Unfortunately, constantly tugging the shoulder blades down when the arms are in an overhead position can actually be detrimental to your shoulder joints. I do not want to sound like an alarmist and the chances of you injuring yourself from pulling your shoulder blades down is pretty unlikely, but forcing the shoulder blades down when they actually want to lift isn't helpful. Again, without getting too nerdy on the anatomy, you have some very strong muscles in your back and one of their primary functions is to draw the shoulder blades down. However, the action of drawing the shoulder blades down is meant for when your arms are not overhead. You also have some very tiny, relatively weak rotator cuff muscles around the top of your shoulder joint that are necessary for the various movements and stability of your upper arm in the socket. The rotator cuff muscles are tiny guys that are intricately placed between and around your clavicle and other bony processes. When you lift your arms overhead and use your strong back muscles to draw the shoulder blades down your tiny rotator cuff muscles don't stand a chance. Those little guys can get squished by your clavicle and it's fellow bony processes since everything is being forced down by your strong back muscles.
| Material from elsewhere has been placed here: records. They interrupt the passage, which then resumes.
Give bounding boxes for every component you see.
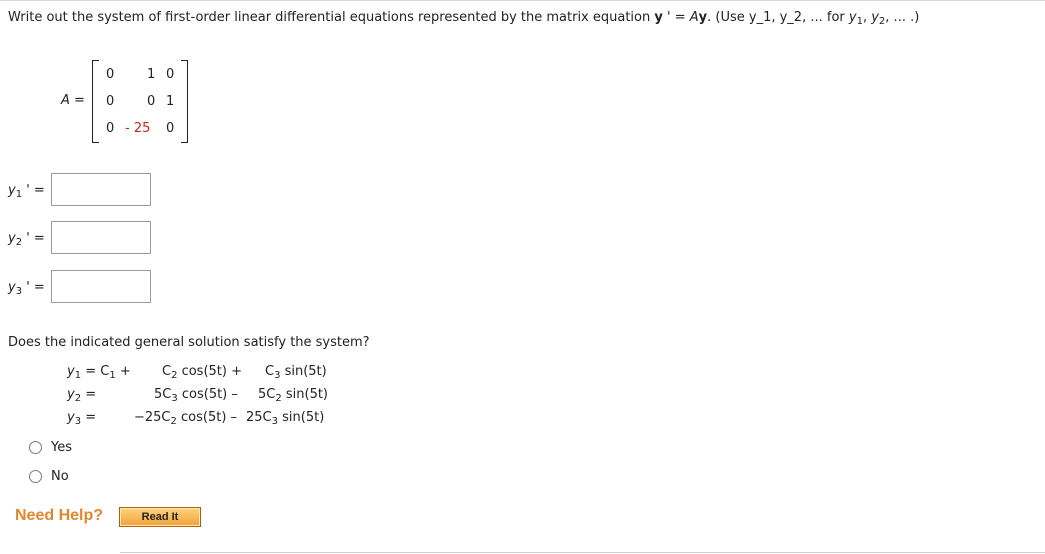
matrix-label: A =: [61, 93, 85, 108]
solution-y2-term1: 5C3 cos(5t) –: [154, 387, 238, 404]
solution-y1-term1: C2 cos(5t) +: [162, 364, 242, 381]
matrix-cell: - 25: [125, 121, 151, 136]
y1-prime-label: y1 ' =: [8, 183, 45, 200]
matrix-cell: 1: [147, 67, 156, 82]
yes-label[interactable]: Yes: [51, 440, 72, 455]
top-divider: [0, 0, 1045, 1]
solution-question: Does the indicated general solution sati…: [8, 335, 370, 350]
solution-y1-term2: C3 sin(5t): [265, 364, 327, 381]
matrix-cell: 0: [106, 67, 115, 82]
question-prompt: Write out the system of first-order line…: [8, 10, 920, 27]
solution-y3-term2: 25C3 sin(5t): [246, 410, 325, 427]
solution-y2-lhs: y2 =: [67, 387, 97, 404]
matrix-left-bracket: [92, 60, 99, 143]
matrix-cell: 0: [147, 94, 156, 109]
bottom-divider: [120, 552, 1045, 553]
matrix-cell: 1: [166, 94, 175, 109]
matrix-cell: 0: [106, 94, 115, 109]
solution-y3-term1: −25C2 cos(5t) –: [134, 410, 238, 427]
matrix-cell: 0: [166, 121, 175, 136]
no-radio[interactable]: [29, 470, 42, 483]
no-label[interactable]: No: [51, 469, 69, 484]
read-it-button[interactable]: Read It: [119, 507, 201, 527]
matrix-cell: 0: [106, 121, 115, 136]
matrix-cell: 0: [166, 67, 175, 82]
solution-y3-lhs: y3 =: [67, 410, 97, 427]
solution-y1-lhs: y1 = C1 +: [67, 364, 131, 381]
y3-prime-input[interactable]: [51, 270, 151, 303]
need-help-label: Need Help?: [15, 507, 104, 524]
matrix-right-bracket: [181, 60, 188, 143]
y3-prime-label: y3 ' =: [8, 280, 45, 297]
yes-radio[interactable]: [29, 441, 42, 454]
y1-prime-input[interactable]: [51, 173, 151, 206]
y2-prime-input[interactable]: [51, 221, 151, 254]
solution-y2-term2: 5C2 sin(5t): [258, 387, 329, 404]
y2-prime-label: y2 ' =: [8, 231, 45, 248]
That was a lot... but it's important stuff to realize especially when you consider how frequently you lift your arms overhead in a vinyasa yoga class.
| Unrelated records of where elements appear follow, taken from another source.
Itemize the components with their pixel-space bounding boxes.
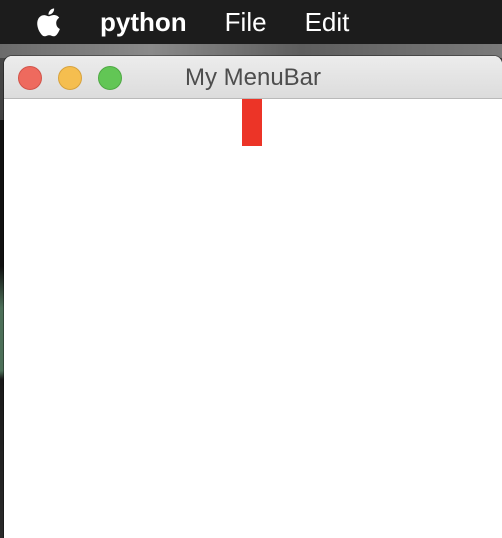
menu-app-python[interactable]: python — [100, 0, 187, 44]
menu-file[interactable]: File — [225, 0, 267, 44]
desktop-screen: python File Edit My MenuBar — [0, 0, 502, 538]
menu-edit[interactable]: Edit — [305, 0, 350, 44]
apple-logo-svg — [37, 8, 60, 37]
apple-icon[interactable] — [33, 5, 63, 39]
red-widget[interactable] — [242, 99, 262, 146]
app-window: My MenuBar — [4, 56, 502, 538]
window-content — [4, 99, 502, 538]
window-title: My MenuBar — [184, 64, 322, 91]
system-menubar: python File Edit — [0, 0, 502, 44]
window-titlebar[interactable]: My MenuBar — [4, 56, 502, 99]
I do struggle with the fact that so many yoga teachers haven't gotten the memo on how the shoulders function, but I have to remember that not every yoga teacher loves anatomy like me and not everyone has the time to deepen their studies. Those who do direct their students to draw their shoulder blades down when the arms are overhead are doing so because they think it's a helpful direction to give. Lately I find myself initiating more one-on-one conversations with my students after class. If I notice someone firmly drawing their shoulder blades down when the arms go overhead in practice I usually ask them if they have any limitations in their shoulders and a good portion of them say they've been having some pain. I then discuss the natural movement of the shoulders and why it's important to let the shoulder blades elevate with the arms. Most students are shocked. It's like I told them Santa wasn't real. But it is incredibly rewarding to hear those students tell me their shoulder pain has subsided after just a few practices.
Is this new information to you? Try it out! How does it feel? Are you a yoga teacher who has told your students time and time again to draw the shoulders down? Don't fret! You're in excellent company, but it's important to acknowledge the information that's out there and continue your growth as an educator.